School of Health Science, International Hellenic University, 57400 Thessaloniki, Greece.
Medicina (Kaunas). 2025 Jun 30;61(7):1195. doi: 10.3390/medicina61071195.
: Calcium is an essential mineral that plays a vital role in fetal development and maternal health during pregnancy. The World Health Organization recommends a daily calcium intake of 1.5-2 g for pregnant adult women. Calcium deficiency during gestation may lead to complications, such as gestational hypertension, preeclampsia, loss of bone mineral density, impaired fetal development, and other adverse pregnancy outcomes. The aim of the present review is to evaluate the current clinical evidence on calcium intake during pregnancy. : The present systematic review was conducted according to the PRISMA 2020 statement by searching two major databases, PubMed and Mendeley.

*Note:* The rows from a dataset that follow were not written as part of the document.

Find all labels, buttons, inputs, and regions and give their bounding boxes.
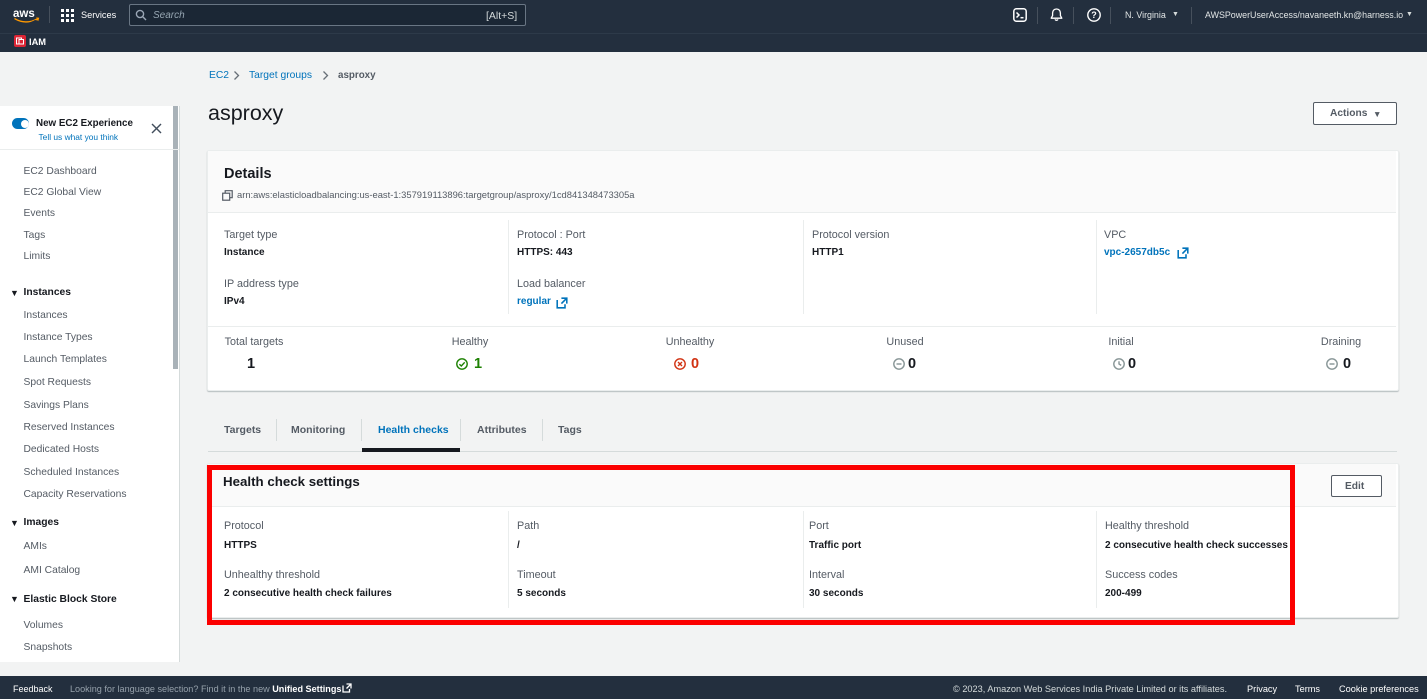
svg-text:?: ?: [1091, 10, 1097, 20]
svg-text:aws: aws: [13, 8, 35, 20]
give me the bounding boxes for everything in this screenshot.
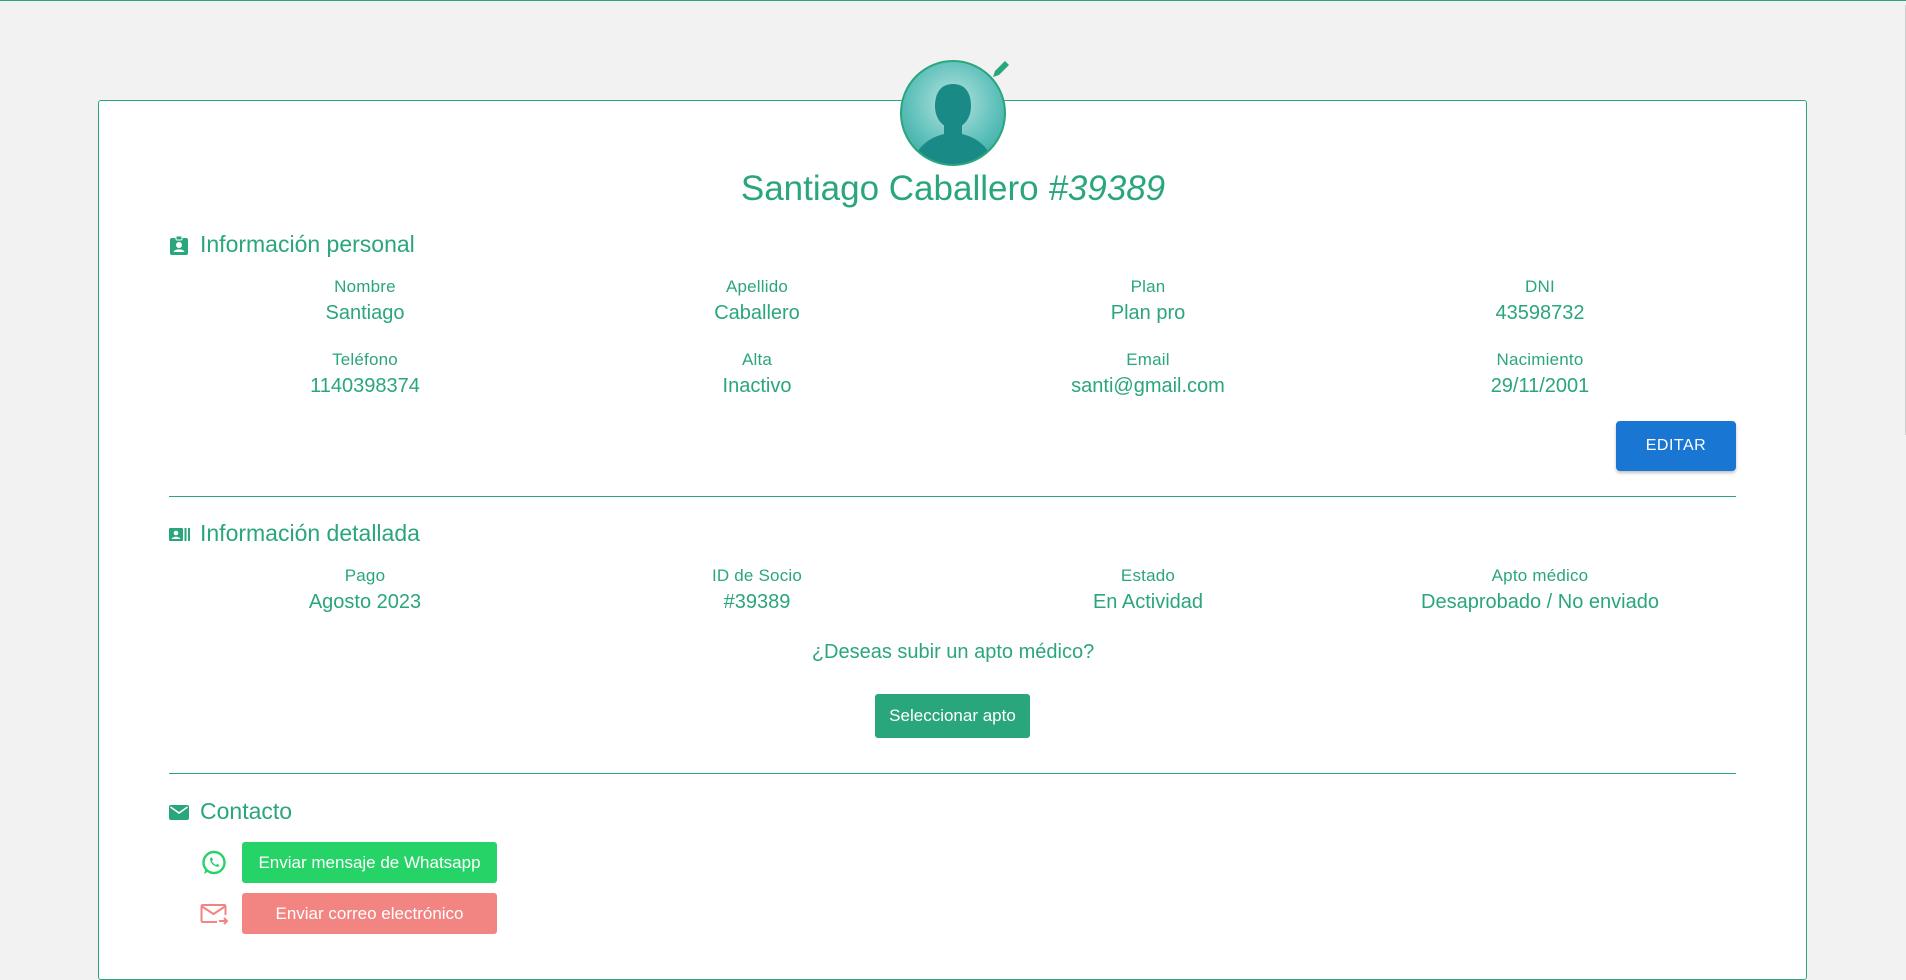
section-personal-heading: Información personal [169,231,415,258]
field-value: Plan pro [1110,302,1186,324]
field-label: Estado [1120,566,1176,585]
field-label: Email [1126,350,1170,369]
field-value: #39389 [723,591,791,613]
id-card-icon [169,524,190,544]
field-value: Caballero [714,302,800,324]
field-estado: Estado En Actividad [952,566,1344,614]
section-detailed-title: Información detallada [200,520,420,546]
field-nacimiento: Nacimiento 29/11/2001 [1344,350,1736,398]
divider [169,773,1736,774]
field-value: 1140398374 [310,375,420,397]
select-apto-button[interactable]: Seleccionar apto [875,694,1030,738]
email-button[interactable]: Enviar correo electrónico [242,893,497,934]
field-label: Alta [741,350,773,369]
mail-forward-icon [200,900,229,928]
field-label: Teléfono [332,350,398,369]
field-label: Apellido [725,277,789,296]
field-plan: Plan Plan pro [952,277,1344,325]
whatsapp-button[interactable]: Enviar mensaje de Whatsapp [242,842,497,883]
field-id-socio: ID de Socio #39389 [561,566,953,614]
field-apellido: Apellido Caballero [561,277,953,325]
field-apto-medico: Apto médico Desaprobado / No enviado [1344,566,1736,614]
field-label: Pago [344,566,386,585]
field-value: Santiago [325,302,405,324]
field-label: Nacimiento [1496,350,1584,369]
field-telefono: Teléfono 1140398374 [169,350,561,398]
edit-button[interactable]: EDITAR [1616,421,1736,471]
divider [169,496,1736,497]
field-email: Email santi@gmail.com [952,350,1344,398]
field-value: Inactivo [722,375,792,397]
field-nombre: Nombre Santiago [169,277,561,325]
email-row: Enviar correo electrónico [200,893,497,934]
field-value: santi@gmail.com [1071,375,1225,397]
avatar[interactable] [900,60,1009,166]
mail-icon [169,802,189,822]
field-label: ID de Socio [711,566,803,585]
section-personal-title: Información personal [200,231,415,257]
profile-name: Santiago Caballero [740,169,1039,208]
field-label: Nombre [334,277,396,296]
profile-id: #39389 [1048,169,1166,208]
field-pago: Pago Agosto 2023 [169,566,561,614]
field-label: DNI [1525,277,1555,296]
field-label: Apto médico [1491,566,1589,585]
field-value: 29/11/2001 [1490,375,1590,397]
section-contact-title: Contacto [200,798,293,824]
field-label: Plan [1130,277,1166,296]
field-dni: DNI 43598732 [1344,277,1736,325]
upload-question: ¿Deseas subir un apto médico? [811,641,1095,663]
badge-icon [169,235,189,255]
field-value: Agosto 2023 [308,591,422,613]
field-alta: Alta Inactivo [561,350,953,398]
section-contact-heading: Contacto [169,798,292,825]
field-value: 43598732 [1495,302,1585,324]
page-title: Santiago Caballero #39389 [0,169,1906,209]
field-value: En Actividad [1092,591,1204,613]
whatsapp-icon [200,849,228,877]
whatsapp-row: Enviar mensaje de Whatsapp [200,842,497,883]
pencil-icon[interactable] [990,58,1012,85]
section-detailed-heading: Información detallada [169,520,420,547]
field-value: Desaprobado / No enviado [1421,591,1659,613]
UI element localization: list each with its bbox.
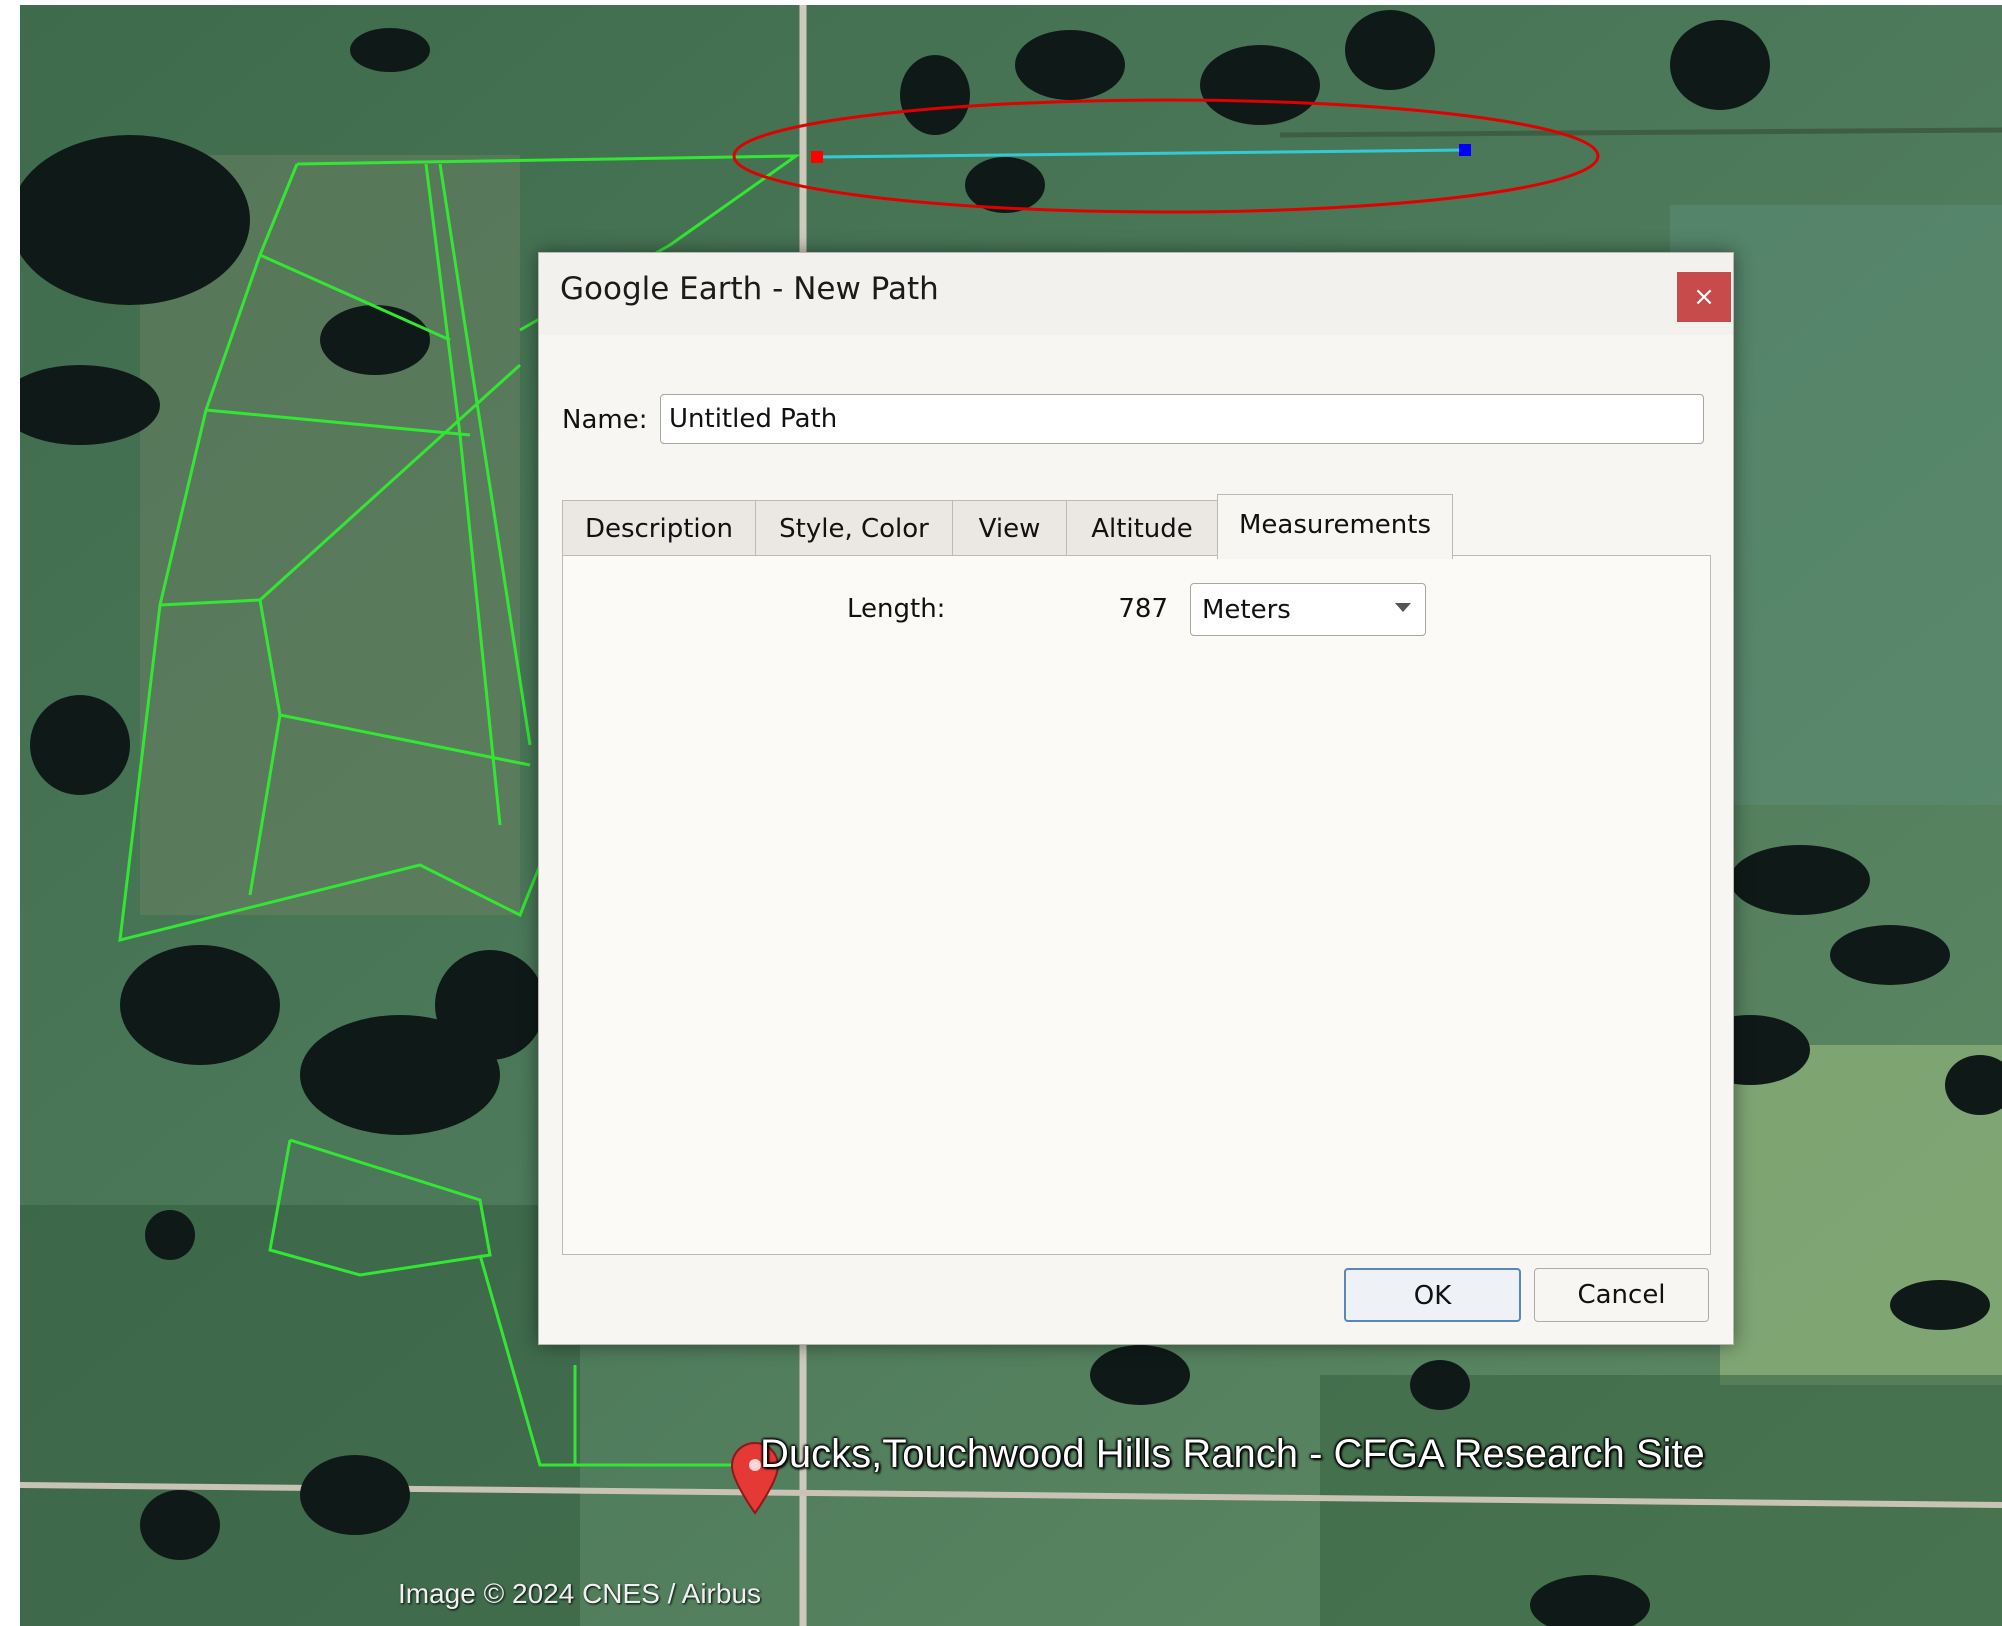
new-path-dialog: Google Earth - New Path × Name: Descript… bbox=[538, 252, 1734, 1345]
screen: Ducks,Touchwood Hills Ranch - CFGA Resea… bbox=[0, 0, 2002, 1626]
ok-button[interactable]: OK bbox=[1344, 1268, 1521, 1322]
imagery-attribution: Image © 2024 CNES / Airbus bbox=[398, 1578, 762, 1609]
name-input[interactable] bbox=[660, 394, 1704, 444]
tab-style-color[interactable]: Style, Color bbox=[755, 500, 953, 556]
placemark-label[interactable]: Ducks,Touchwood Hills Ranch - CFGA Resea… bbox=[760, 1432, 1705, 1477]
close-button[interactable]: × bbox=[1677, 272, 1731, 322]
tab-altitude[interactable]: Altitude bbox=[1066, 500, 1218, 556]
tab-description[interactable]: Description bbox=[562, 500, 756, 556]
length-unit-select[interactable]: Meters bbox=[1190, 583, 1426, 636]
name-label: Name: bbox=[562, 405, 648, 435]
tab-view[interactable]: View bbox=[952, 500, 1067, 556]
path-end-point[interactable] bbox=[1459, 144, 1471, 156]
length-value: 787 bbox=[1118, 594, 1168, 624]
tab-measurements[interactable]: Measurements bbox=[1217, 494, 1453, 559]
length-unit-selected: Meters bbox=[1202, 595, 1291, 625]
path-start-point[interactable] bbox=[811, 151, 823, 163]
field-patch bbox=[20, 1205, 580, 1626]
dialog-title: Google Earth - New Path bbox=[560, 271, 939, 307]
chevron-down-icon bbox=[1395, 603, 1411, 612]
close-icon: × bbox=[1693, 282, 1715, 312]
cancel-button[interactable]: Cancel bbox=[1534, 1268, 1709, 1322]
dialog-title-bar[interactable]: Google Earth - New Path × bbox=[539, 253, 1733, 335]
length-label: Length: bbox=[847, 594, 946, 624]
measurements-panel: Length: 787 Meters bbox=[562, 555, 1711, 1255]
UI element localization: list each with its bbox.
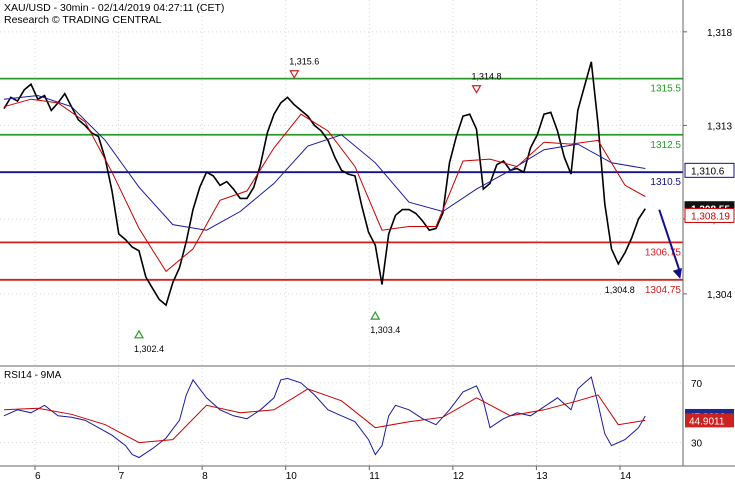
- time-tick-label: 6: [35, 471, 41, 480]
- rsi-badge-label-rsi_ma: 44.9011: [689, 416, 725, 427]
- level-label-1310-5: 1310.5: [650, 177, 681, 188]
- rsi-tick-label: 30: [691, 439, 703, 450]
- price-badge-label-13106: 1,310.6: [691, 166, 725, 177]
- chart-root: 1315.5 1312.5 1310.5 1306.75 1304.75 1,315.6…: [0, 0, 735, 482]
- time-tick-label: 7: [119, 471, 125, 480]
- time-tick-label: 12: [453, 471, 465, 480]
- time-tick-label: 10: [286, 471, 298, 480]
- time-tick-label: 8: [202, 471, 208, 480]
- chart-canvas: 1315.51312.51310.51306.751304.75 1,315.6…: [0, 0, 735, 482]
- time-tick-label: 11: [369, 471, 380, 480]
- rsi-tick-label: 70: [691, 379, 703, 390]
- price-tick-label: 1,304: [707, 290, 732, 301]
- swing-high-label-13156: 1,315.6: [289, 57, 319, 67]
- price-tick-label: 1,318: [707, 28, 732, 39]
- target-label-13048: 1,304.8: [605, 285, 635, 295]
- time-tick-label: 14: [620, 471, 632, 480]
- chart-symbol-header: XAU/USD - 30min - 02/14/2019 04:27:11 (C…: [4, 2, 225, 14]
- level-label-1315-5: 1315.5: [650, 84, 681, 95]
- time-tick-label: 13: [536, 471, 548, 480]
- level-label-1312-5: 1312.5: [650, 140, 681, 151]
- swing-low-label-13024: 1,302.4: [134, 344, 164, 354]
- price-badge-label-130819: 1,308.19: [691, 211, 730, 222]
- chart-source-header: Research © TRADING CENTRAL: [4, 14, 162, 26]
- rsi-panel-title: RSI14 - 9MA: [4, 370, 62, 381]
- swing-low-label-13034: 1,303.4: [370, 325, 400, 335]
- price-tick-label: 1,313: [707, 121, 732, 132]
- swing-high-label-13148: 1,314.8: [471, 72, 501, 82]
- level-label-1304-75: 1304.75: [645, 285, 682, 296]
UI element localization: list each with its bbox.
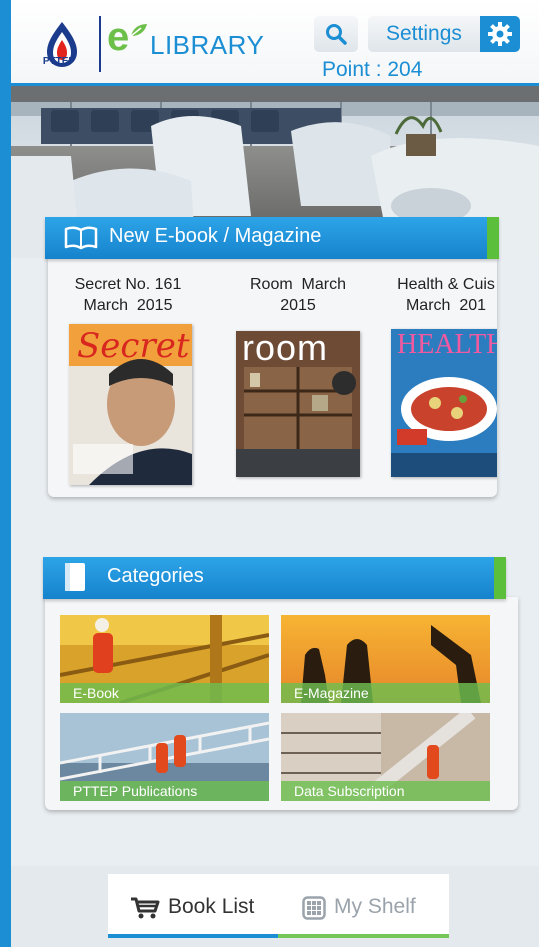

The study protocol was registered in the Open Science Framework (DOI: osf.io/rvj7z). Inclusion criteria were clinical trials on calcium supplementation during pregnancy. Exclusion criteria were clinical guidelines, reviews, case reports, case series, letters, and commentaries. The Newcastle-Ottawa Scale was used to assess the risk of bias in the included studies. : Initially, 451 publications were identified, and after removal of duplicates and screening of titles and/or abstracts and/or full texts, 34 studies were included. The number of participants ranged between 30 and 22,000 women. Calcium supplementation was associated with lower incidence of and less severe gestational hypertension and preeclampsia, lower risk of preterm birth, longer pregnancy duration and higher neonatal birth weight, and improved maternal bone mineral density postpartum. When the doses were split up into smaller doses, the benefits were strongest with high-dose regimens (1.5-2 g/day). : Calcium supplementation during pregnancy has beneficial effects on maternal and neonatal health, especially in populations with insufficient dietary daily calcium intake and women at high risk of hypertensive disorders. Daily dose may vary according to individual needs, daily dietary calcium intake, and general health status. Further large-scale randomized controlled trials (RCTs) are necessary to confirm these findings.
钙是一种必需矿物质,在孕期胎儿发育和母体健康中起着至关重要的作用。世界卫生组织建议成年孕妇每日钙摄入量为1.5 - 2克。孕期缺钙可能导致并发症,如妊娠期高血压、先兆子痫、骨矿物质密度降低、胎儿发育受损以及其他不良妊娠结局。本综述的目的是评估当前关于孕期钙摄入的临床证据。:本系统综述按照PRISMA 2020声明进行,通过检索两个主要数据库,即PubMed和Mendeley。研究方案已在开放科学框架(DOI:osf.io/rvj7z)中注册。纳入标准为孕期补钙的临床试验。排除标准为临床指南、综述、病例报告、病例系列、信函和评论。采用纽卡斯尔 - 渥太华量表评估纳入研究的偏倚风险。:最初识别出451篇出版物,在去除重复项并筛选标题和/或摘要和/或全文后,纳入了34项研究。参与者数量在30至22,000名女性之间。补钙与妊娠期高血压和先兆子痫的发病率降低、病情减轻、早产风险降低、孕期延长、新生儿出生体重增加以及产后母体骨矿物质密度改善相关。当剂量分为较小剂量时,高剂量方案(1.5 - 2克/天)的益处最为显著。:孕期补钙对母体和新生儿健康有益,尤其是在日常饮食钙摄入量不足的人群以及患有高血压疾病高风险的女性中。每日剂量可能因个体需求、每日饮食钙摄入量和总体健康状况而异。需要进一步的大规模随机对照试验(RCT)来证实这些发现。